[music] paused
| 100%
0:00 0:00
Music For Programming — musicforprogramming.net (not affiliated).
[subscribe]

Learn Rust Closures By Building a Tiny Rule-Based Linter

Read this series in order: learning-rust

  1. Learn Rust Basics By Building a Brainfuck Interpreter
  2. Learn Rust Ownership and Borrowing By Building Mini Grep
  3. Build a JSON Parser in Rust from Scratch
  4. Learn Error Handling in Rust By Building a TOML Config Parser
  5. Learn Rust Generics and Traits By Building a Mini Blackjack Game
  6. Learn Rust Lifetimes by Building a Generic LRU Cache
  7. Learn Rust HashMap and Iterators by Building a Git Object Store Reader
  8. Learn Rust Closures By Building a Tiny Rule-Based Linter (current)

In this post, we are going to learn about closures and functional patterns in Rust. Once we cover all the concepts, we will build a Tiny Rule-based Text Linter where lint rules are closures stored in a Vec<Box<dyn Fn>>, pass behaviour as values, and auto-fix code. I'm really excited for this project and I hope you are too. I won't go too deep in theory, just practical and we will build our knowledge of these concepts over time with more articles.

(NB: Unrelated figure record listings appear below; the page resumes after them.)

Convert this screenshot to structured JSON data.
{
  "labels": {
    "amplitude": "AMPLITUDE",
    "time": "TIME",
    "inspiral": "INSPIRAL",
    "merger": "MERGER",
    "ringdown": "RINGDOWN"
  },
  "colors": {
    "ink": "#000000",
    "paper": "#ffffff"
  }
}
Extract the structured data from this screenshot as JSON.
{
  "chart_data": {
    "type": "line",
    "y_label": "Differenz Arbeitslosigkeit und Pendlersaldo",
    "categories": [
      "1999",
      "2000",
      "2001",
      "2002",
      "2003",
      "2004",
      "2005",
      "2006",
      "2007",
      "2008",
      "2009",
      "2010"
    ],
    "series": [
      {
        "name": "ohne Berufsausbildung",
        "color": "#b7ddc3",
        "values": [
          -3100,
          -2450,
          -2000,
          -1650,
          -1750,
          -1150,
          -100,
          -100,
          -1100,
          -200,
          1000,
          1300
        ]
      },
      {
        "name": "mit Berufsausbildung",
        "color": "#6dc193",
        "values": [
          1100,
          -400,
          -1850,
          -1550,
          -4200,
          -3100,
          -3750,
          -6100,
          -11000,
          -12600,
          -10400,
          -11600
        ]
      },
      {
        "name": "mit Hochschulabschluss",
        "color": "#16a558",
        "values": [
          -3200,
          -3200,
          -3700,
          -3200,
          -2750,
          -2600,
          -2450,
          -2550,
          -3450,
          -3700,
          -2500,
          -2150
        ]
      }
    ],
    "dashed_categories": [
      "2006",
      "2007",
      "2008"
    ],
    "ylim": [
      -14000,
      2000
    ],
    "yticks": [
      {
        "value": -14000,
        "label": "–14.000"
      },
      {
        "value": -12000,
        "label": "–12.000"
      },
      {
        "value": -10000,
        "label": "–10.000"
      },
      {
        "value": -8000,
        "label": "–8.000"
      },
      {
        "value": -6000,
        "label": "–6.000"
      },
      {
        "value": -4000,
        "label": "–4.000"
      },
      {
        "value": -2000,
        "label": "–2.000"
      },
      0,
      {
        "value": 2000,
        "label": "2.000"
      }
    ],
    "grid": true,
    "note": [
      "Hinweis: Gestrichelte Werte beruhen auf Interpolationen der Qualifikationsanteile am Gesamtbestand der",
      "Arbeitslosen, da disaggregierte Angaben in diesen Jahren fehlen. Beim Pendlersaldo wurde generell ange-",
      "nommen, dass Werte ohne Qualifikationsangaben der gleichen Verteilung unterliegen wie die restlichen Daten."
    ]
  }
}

The only prerequisite is that you have read the previous articles in this series, as I will assume you know ownership, borrowing, structs, enums, pattern matching, error handling, generics, traits, and lifetimes.

Get the source code here

What is Box<T>

Before we talk about closures, we need to understand Box<T>. You saw Box briefly in the JSON parser when we talked about recursive enums. Let me explain it properly now.

A Box<T> is a heap-allocated value. When you write let x = Box::new(42), Rust allocates space for 42 on the heap and stores a pointer to it on the stack. The Box owns the value, when the Box is dropped, the heap memory is freed.

let x = Box::new(42);
println!("{}", x); // 42

Box::new(42) allocates 42 on the heap and returns a Box<i32> that owns it. You can use x just like a regular i32. Rust dereferences it automatically when you access it. This is called "deref coercion."

Without Box, local bindings themselves are usually stack-allocated, though many types such as Vec and String may still allocate their contents on the heap internally. With Box, you explicitly move a value onto the heap while keeping a pointer on the stack.

Why Do We Need Box

There are two main reasons to use Box:

  1. Recursive types: A struct that contains itself would have infinite size on the stack. Putting it behind a Box gives it a fixed size (just the pointer). This is exactly what we did in the JSON parser with recursive JsonValue variants.
  2. Trait objects: When you want to store values of different types in a single Vec, they must all be the same size. Box puts them on the heap so the Vec only stores fixed-size pointers.

What Are Trait Objects

A trait object lets us work with values through a trait interface without knowing their concrete type at compile time.

trait Animal {
    fn speak(&self);
}

struct Dog;
struct Cat;

impl Animal for Dog {
    fn speak(&self) {
        println!("woof");
    }
}

impl Animal for Cat {
    fn speak(&self) {
        println!("meow");
    }
}

Dog and Cat are completely different concrete types. Normally, a Vec<T> can only store a single concrete type:

let dogs: Vec<Dog> = vec![Dog, Dog];

If we try to mix Dog and Cat directly inside the same vector, Rust rejects it:

// ERROR
// let animals = vec![Dog, Cat];

Rust needs every element in a Vec to have the same concrete type and size at compile time.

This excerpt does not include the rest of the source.